Pero, cosas que tiene la vida, aún así hay veces que resulta duro completar un aforo. No será mayor problema si la compañía viene solo a caché y no participa en el taquillaje. Para eso están las invitaciones, que, generosamente repartidas en despachos administrativos, impedirá que se vea eso que en el fútbol llaman “cemento”, las butacas vacías. Estas pequeñas trampitas podrían parecer pillerías y mover a risa si no fuera porque sirven para ocultar el fracaso de un sistema que no es capaz de crear un público adepto.

Crear un público para los teatros es crear ese espectador informado que incorpore a sus hábitos de vida la costumbre de frecuentarlos con una cierta regularidad motivado por lo que se le ofrece. El espectador casual, que acude a eventos especiales por causas circunstanciales es muy difícil que integre o interiorice esta ocasión como una rutina de asistencia. Está allí porque le regalaron una entrada, pero ya pagarla… O ha venido a ese espectáculo porque se lo pasa uno bárbaro o sale fulanito. Pero es un espectador de fulanito o de pasárselo bárbaro; sin ese aliciente no va a volver al teatro. Para crear esos intereses y esos espectadores, y sin grandes alardes de marketing, hay métodos y técnicas de probada eficacia; procedimientos lentos, pero que terminan dando resultado. Por ejemplo, los sondeos a la salida de un espectáculo: nivel de satisfacción, interés, preferencias, acuerdos o desacuerdos con la programación, sugerencias… O las asociaciones de espectadores o de amigos de…, con la posibilidad de que sus miembros hagan oír su voz, recibir información, disfrutar de ventajas económicas o de adquisición preferencial de entradas. Son dos muestras viejas como el humo y corrientes en el ámbito de la llamada música culta. Aunque se pueden encontrar en ambientes taurinos, o flamencos, o jazzísticos. O en tantos otros capaces de generar colectivos interesados. Hay que propiciar colectivos implicados con el hecho escénico y por eso mismo defensores de sus gustos y sus ideas, tal vez interlocutores incómodos. Incomodidad que acaso se pueda encontrar también en sondeos y encuestas. Estas y otras medidas no son la panacea; son solo complementarias de una buena programación, definida, que sirva para despertar y mantener ese interés necesario. Parafraseando con ecos célebres: el modelo de programación es la madre de todas las programaciones y de todos los espectadores.

No ha otra manera: crear público, público adicto, público enganchado; lo que, usando un redondo símil taurino, llamaríamos afición .

Hemos dejado aparte el teatro infantil deliberadamente. Responde a otros parámetros entre los cuales no es menor el de ser considerado casi siempre como algo complementario de la programación seria o de adultos.
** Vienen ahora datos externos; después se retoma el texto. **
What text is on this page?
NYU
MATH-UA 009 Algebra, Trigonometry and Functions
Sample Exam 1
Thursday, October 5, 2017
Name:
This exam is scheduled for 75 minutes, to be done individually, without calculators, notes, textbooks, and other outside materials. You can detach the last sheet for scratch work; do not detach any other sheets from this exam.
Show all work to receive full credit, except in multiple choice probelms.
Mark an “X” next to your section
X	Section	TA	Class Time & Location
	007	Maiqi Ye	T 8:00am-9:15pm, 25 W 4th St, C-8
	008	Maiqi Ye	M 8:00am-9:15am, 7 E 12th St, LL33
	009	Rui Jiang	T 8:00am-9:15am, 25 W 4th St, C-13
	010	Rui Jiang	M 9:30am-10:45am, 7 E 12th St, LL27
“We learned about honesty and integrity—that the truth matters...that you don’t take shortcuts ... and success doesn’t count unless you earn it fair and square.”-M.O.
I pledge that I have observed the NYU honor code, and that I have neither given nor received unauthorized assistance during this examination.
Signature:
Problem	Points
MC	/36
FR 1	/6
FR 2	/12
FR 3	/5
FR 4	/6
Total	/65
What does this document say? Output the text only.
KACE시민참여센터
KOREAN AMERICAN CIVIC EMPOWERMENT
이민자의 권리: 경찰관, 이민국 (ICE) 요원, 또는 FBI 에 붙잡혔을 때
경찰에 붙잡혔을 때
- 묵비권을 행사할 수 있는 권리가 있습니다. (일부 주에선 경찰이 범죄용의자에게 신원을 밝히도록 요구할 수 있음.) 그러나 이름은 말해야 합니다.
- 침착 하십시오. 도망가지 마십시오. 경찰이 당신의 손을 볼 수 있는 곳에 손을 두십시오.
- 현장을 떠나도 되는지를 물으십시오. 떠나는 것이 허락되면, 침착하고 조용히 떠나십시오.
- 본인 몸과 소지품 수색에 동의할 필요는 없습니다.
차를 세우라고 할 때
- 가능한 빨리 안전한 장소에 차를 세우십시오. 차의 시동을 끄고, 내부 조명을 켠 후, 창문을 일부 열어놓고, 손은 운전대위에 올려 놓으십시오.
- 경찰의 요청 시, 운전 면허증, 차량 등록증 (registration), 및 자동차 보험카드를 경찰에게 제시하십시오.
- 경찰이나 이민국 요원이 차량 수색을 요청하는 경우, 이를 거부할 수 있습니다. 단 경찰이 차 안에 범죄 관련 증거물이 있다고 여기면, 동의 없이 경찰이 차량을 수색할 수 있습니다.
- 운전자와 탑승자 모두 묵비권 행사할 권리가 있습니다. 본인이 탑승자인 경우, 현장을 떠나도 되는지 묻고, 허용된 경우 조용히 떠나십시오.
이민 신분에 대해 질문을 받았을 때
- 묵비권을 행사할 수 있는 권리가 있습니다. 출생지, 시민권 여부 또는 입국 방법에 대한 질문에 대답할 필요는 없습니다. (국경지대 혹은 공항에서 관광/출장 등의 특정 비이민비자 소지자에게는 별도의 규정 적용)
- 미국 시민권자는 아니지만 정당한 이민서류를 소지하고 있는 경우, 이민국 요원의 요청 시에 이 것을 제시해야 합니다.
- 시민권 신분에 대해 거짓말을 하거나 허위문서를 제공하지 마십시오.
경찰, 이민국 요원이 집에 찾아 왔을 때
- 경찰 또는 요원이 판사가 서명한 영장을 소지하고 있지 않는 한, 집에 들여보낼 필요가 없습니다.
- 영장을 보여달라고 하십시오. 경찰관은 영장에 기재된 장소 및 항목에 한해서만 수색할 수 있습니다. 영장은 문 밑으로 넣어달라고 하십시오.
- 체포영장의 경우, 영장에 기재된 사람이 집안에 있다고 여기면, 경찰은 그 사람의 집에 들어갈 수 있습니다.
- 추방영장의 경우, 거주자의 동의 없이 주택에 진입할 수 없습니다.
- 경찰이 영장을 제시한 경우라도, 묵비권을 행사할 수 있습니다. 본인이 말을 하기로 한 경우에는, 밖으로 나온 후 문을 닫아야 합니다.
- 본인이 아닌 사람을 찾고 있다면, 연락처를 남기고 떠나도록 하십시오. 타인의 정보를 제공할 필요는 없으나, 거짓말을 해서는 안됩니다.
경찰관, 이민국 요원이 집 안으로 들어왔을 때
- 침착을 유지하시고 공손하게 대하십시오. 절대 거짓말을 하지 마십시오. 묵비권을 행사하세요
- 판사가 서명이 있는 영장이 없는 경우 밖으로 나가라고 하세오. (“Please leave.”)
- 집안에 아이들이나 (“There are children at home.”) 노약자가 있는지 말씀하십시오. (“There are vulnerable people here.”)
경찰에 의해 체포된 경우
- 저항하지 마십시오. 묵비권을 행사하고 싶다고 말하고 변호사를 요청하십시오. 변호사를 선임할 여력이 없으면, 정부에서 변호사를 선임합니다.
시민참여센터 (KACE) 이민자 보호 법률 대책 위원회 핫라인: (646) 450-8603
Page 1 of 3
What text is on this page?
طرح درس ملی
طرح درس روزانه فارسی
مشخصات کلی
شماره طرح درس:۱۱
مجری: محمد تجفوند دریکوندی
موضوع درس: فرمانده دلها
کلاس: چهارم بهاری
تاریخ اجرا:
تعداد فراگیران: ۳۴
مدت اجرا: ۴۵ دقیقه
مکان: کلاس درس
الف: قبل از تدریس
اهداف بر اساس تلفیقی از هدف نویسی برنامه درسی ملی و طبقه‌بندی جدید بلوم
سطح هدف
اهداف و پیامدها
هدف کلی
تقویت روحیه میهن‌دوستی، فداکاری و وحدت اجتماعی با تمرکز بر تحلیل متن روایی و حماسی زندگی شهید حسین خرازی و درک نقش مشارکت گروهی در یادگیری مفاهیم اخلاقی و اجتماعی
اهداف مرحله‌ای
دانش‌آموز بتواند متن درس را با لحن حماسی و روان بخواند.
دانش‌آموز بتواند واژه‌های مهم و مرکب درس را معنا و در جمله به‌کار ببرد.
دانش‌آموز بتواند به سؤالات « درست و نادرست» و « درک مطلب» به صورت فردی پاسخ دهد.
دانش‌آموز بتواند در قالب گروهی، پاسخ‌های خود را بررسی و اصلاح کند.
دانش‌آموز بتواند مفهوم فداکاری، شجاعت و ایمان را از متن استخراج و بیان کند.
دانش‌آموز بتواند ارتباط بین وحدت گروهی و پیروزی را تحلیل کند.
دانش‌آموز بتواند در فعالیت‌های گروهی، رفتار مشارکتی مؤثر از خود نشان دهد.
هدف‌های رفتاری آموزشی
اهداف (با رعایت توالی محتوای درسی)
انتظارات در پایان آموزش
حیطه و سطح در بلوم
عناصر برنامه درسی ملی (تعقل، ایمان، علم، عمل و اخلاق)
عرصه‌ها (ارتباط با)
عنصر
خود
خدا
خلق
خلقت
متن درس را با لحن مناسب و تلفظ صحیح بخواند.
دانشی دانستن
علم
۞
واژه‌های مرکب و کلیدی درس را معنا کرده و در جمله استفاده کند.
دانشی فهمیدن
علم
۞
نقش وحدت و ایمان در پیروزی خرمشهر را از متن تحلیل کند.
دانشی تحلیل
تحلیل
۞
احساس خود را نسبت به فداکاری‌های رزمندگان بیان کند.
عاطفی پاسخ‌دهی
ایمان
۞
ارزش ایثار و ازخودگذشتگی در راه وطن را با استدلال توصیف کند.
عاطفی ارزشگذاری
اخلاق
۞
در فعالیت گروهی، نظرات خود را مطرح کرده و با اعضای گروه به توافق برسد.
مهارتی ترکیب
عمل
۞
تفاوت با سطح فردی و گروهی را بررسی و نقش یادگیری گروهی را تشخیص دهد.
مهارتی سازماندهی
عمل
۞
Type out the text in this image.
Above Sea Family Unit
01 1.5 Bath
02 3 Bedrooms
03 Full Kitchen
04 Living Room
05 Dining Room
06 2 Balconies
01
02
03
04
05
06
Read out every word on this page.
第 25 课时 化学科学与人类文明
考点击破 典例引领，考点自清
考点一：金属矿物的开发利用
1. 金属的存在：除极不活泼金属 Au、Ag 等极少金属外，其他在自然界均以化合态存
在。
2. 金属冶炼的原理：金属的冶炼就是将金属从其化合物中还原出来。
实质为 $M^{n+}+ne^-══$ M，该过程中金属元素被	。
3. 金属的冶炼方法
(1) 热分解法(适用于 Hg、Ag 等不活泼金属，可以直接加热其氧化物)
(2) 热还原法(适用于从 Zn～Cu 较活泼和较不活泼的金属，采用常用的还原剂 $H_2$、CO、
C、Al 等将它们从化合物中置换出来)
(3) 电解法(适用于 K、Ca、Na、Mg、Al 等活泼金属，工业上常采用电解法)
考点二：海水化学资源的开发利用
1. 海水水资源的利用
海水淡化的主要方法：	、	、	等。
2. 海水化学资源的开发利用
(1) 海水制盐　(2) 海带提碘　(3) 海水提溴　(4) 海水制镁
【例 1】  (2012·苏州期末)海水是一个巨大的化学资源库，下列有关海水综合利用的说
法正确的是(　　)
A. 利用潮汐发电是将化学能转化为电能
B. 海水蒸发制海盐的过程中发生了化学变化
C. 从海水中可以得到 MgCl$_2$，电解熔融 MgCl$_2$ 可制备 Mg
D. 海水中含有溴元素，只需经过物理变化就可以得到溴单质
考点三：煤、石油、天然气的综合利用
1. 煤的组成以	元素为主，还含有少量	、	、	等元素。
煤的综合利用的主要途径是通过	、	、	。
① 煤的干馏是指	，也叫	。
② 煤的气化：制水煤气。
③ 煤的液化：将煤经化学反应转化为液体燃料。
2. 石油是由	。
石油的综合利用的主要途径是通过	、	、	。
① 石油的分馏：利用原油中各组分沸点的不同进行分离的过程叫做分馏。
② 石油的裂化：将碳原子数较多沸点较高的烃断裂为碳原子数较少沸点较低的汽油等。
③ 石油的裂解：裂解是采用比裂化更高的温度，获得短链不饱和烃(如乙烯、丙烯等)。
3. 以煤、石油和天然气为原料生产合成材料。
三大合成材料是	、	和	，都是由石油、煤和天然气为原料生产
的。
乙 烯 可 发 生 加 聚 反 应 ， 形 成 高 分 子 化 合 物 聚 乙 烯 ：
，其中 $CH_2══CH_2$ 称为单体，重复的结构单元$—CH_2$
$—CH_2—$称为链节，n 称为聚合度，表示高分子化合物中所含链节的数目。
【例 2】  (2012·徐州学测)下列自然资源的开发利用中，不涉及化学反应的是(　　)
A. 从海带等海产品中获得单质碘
De la danza infantil ni siquiera hay noticias. Del teatro, sí; y, aunque forma parte, a veces considerable, de la programación del local, tiene demasiada importancia por sí misma como para merecer tratamiento por separado. Los niños son los espectadores del futuro y son recipientes en los que se vuelcan contenidos y estéticas. Y son más adelante jóvenes que en el paso a adultos pueden perder sus aficiones.

Estadísticas de asistencia y crecimiento de público son a veces agitadas oficialmente, incluso por la profesión para alardear de un cierto remozamiento de la salud escénica. La profesión no se engaña, pero resulta duro convivir con la propia irrelevancia. Sin embargo, no es así. Esas estadísticas se usan obviando que el aumento de público de pago se debe fundamentalmente a los grandes musicales producidos en Madrid y Barcelona, la mayor parte directamente importados de fuera; no es trasladable al resto. Los actores viven en precario, los autores se conforman con ser publicados –leídos o premiados sería ya tocar el cielo-, los directores se arrastran si no dominan alguna compañía o núcleo de producción privado, las productoras y compañías están siempre al borde de la quiebra… No nos engañemos; las cosas no van sobre ruedas.

Pero estas y otras cosas tendrán que ser ya en otra entrega.